Io so semplicemente che da un male, alle volte, se n’è tratto parte di bene, ma non mi spingo a pensare se il fascismo sia stato necessario, (solo per… questo!), e se sarebbe stato meglio che la valanga delle libere volontà e di tutte le attività rivoluzionarie avesse trovato libero sbocco, portando seco tutti i detriti e gli elementi eterogenei.
Ma, tempo sprecato! Il fascismo c’è e sarebbe più utile a ciò che la nostra sensibilità ripudia, a ciò che può allontanare il giorno di liberazione desiato ed all’abisso che la situazione generale odierna potrà scavare tra la nostra azione e le nostre aspirazioni ideali.
Tra l’altro l’infuriare della procella reazionaria, lo sbaragliamento di ogni forza organizzata, la caccia cruenta all’individuo ha determinato lo «sconforto» tra i compagni.

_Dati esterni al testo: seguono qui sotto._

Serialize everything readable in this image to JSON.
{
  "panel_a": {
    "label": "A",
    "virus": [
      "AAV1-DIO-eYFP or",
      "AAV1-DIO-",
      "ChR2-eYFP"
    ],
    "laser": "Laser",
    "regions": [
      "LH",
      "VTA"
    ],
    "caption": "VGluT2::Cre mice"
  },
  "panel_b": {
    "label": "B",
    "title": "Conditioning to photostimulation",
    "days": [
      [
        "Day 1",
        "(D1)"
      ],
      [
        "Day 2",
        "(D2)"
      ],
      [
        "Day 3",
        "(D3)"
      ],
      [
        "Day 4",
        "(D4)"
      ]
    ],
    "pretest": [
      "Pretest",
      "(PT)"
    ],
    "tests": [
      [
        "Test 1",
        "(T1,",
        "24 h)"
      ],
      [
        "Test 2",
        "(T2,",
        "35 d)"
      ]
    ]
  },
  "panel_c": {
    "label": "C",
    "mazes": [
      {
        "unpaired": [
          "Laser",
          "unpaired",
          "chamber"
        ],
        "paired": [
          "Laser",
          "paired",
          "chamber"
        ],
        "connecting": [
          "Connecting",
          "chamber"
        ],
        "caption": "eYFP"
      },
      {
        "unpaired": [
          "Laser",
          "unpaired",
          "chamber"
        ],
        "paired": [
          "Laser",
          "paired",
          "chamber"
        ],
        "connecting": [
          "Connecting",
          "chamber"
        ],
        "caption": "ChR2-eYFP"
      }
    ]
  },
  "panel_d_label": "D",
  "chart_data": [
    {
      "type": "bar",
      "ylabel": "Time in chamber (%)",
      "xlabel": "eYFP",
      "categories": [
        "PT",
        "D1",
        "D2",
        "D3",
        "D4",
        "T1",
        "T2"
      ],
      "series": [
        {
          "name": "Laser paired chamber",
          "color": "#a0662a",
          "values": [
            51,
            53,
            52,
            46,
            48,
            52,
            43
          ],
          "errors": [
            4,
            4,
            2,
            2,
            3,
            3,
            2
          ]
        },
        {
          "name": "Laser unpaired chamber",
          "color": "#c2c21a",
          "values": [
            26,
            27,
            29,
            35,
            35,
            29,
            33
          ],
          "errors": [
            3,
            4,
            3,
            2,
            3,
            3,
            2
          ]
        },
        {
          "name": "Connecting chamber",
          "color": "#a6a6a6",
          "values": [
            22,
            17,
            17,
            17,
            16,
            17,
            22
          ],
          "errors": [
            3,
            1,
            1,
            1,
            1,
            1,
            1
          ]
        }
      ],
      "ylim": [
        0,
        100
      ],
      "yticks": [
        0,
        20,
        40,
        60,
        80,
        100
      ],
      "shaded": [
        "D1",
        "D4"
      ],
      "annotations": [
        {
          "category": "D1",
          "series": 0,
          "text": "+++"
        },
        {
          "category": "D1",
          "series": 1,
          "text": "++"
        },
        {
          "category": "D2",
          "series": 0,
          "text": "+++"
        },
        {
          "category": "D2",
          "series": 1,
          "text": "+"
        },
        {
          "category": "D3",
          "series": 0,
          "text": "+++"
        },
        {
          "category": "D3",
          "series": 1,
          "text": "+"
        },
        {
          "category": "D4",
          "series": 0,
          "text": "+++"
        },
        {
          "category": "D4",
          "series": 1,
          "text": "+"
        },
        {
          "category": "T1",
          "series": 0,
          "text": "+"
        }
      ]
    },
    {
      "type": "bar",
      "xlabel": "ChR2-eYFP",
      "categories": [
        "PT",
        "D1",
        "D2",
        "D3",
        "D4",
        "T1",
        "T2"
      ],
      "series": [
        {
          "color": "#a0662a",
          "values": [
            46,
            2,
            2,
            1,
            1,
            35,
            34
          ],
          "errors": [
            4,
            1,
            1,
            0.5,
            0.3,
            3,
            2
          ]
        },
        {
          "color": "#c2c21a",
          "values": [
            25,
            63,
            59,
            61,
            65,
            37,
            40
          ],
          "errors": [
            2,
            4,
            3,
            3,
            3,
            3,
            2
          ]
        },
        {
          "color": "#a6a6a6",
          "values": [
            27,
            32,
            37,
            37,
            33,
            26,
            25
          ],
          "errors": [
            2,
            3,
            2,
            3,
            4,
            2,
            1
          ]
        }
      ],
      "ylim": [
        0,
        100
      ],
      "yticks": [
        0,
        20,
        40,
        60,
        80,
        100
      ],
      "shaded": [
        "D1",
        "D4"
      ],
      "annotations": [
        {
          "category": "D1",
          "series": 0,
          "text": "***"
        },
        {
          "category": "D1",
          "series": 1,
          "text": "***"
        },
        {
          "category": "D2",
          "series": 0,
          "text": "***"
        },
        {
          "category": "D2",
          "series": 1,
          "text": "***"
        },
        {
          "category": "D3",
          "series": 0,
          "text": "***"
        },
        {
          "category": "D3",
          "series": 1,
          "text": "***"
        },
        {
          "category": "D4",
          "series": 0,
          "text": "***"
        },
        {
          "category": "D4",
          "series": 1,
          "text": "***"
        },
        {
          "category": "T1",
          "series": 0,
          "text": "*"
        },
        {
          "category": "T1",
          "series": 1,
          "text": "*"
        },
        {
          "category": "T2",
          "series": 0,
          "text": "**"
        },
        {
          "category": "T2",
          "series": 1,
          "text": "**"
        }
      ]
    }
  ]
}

Quale sconforto?
Io non penserò che lo «sconforto» sia dovuto ad insufficienza di coltura storica e non esagererò col dire o per lo meno pensare che gli anarchici possano interpretare la frase del grande Bovio: verso la Anarchia va la Storia, nel senso di piana e pacifica ascesa verso l’Anarchia e conseguentemente credere che per «leggi storiche» si era resa impossibile la comparsa di nuovi fenomeni autoritari e reazionari che dovessero ostacolare e deviare quella fatale e… sportiva ascesa, trovando in ciò la radice dello «sconforto» dei compagni che sarebbero stati delusi dalla presenza e permanenza del fascismo.
Per chi nell’anarchismo ha trovato l’integrante psicologica alla feconda estrinsecazione d’una individualità inappagata; per chi ha avuto nell’anarchismo la chiarificazione di quel senso critico che, assurgendo a sistema, lo ha allontanato da particolari situazioni sociali, politiche, morali che avrebbero ammorbato le sue facoltà psichiche e mentali, distogliendolo da quel travaglio intimo d’elevazione e d’azione cosciente per l’avvicinamento d’un domani di vita integrale individuale; per chi l’anarchismo è bisogno vitale imprescindibile dal suo organismo psico-fisico, non sarebbero possibili certe constatazioni serene venendo a delle determinazioni veramente originali, che per la loro generalizzazione risulterebbero imperfette e darebbero luogo a varie interpretazioni, spesse volte dannose, né tampoco uno sdegno — denotante uno stato d’animo passivo — pari a quello che si ha nei versi:
Caro m’è il sonno e più l’esser di sasso
Mentre che il danno e la vergogna dure…
Dinanzi alla creazione d’una situazione politica che verrebbe ad ostacolare di fatto quell’attività spirituale e quell’azione pratica che hanno fatto della nostra vita una missione superiore e che son le sole a farcela valorizzare, dinanzi all’impossibilità presente di giovare alla nostra causa, pur senza credere ad «un arresto definitivo della marcia verso il domani» e pur non disperando, è naturale, è umano che la nostra lesa individualità subisca, per la coattiva diminuizione dell’energia vitale, una clausura, un rinchiudimento in se stessa che sarebbe dignitoso silenzio e ponderazione intima della propria funzione individuale e di sincero militante.
Dunque, niente scoraggiamento ed avvilimento, niente sfiducia nei problemi dottrinari e nelle aspirazioni avveniristiche, liberamente e coscientemente accettate, niente cambiamento di tattica e d’intransigenza, ma scandaglie della propria forza morale ed ideale, che sarà motivo di sano orgoglio per chi ne uscirà vittorioso, pronto sempre per le battaglie da combattersi in pro della nostra Anarchia!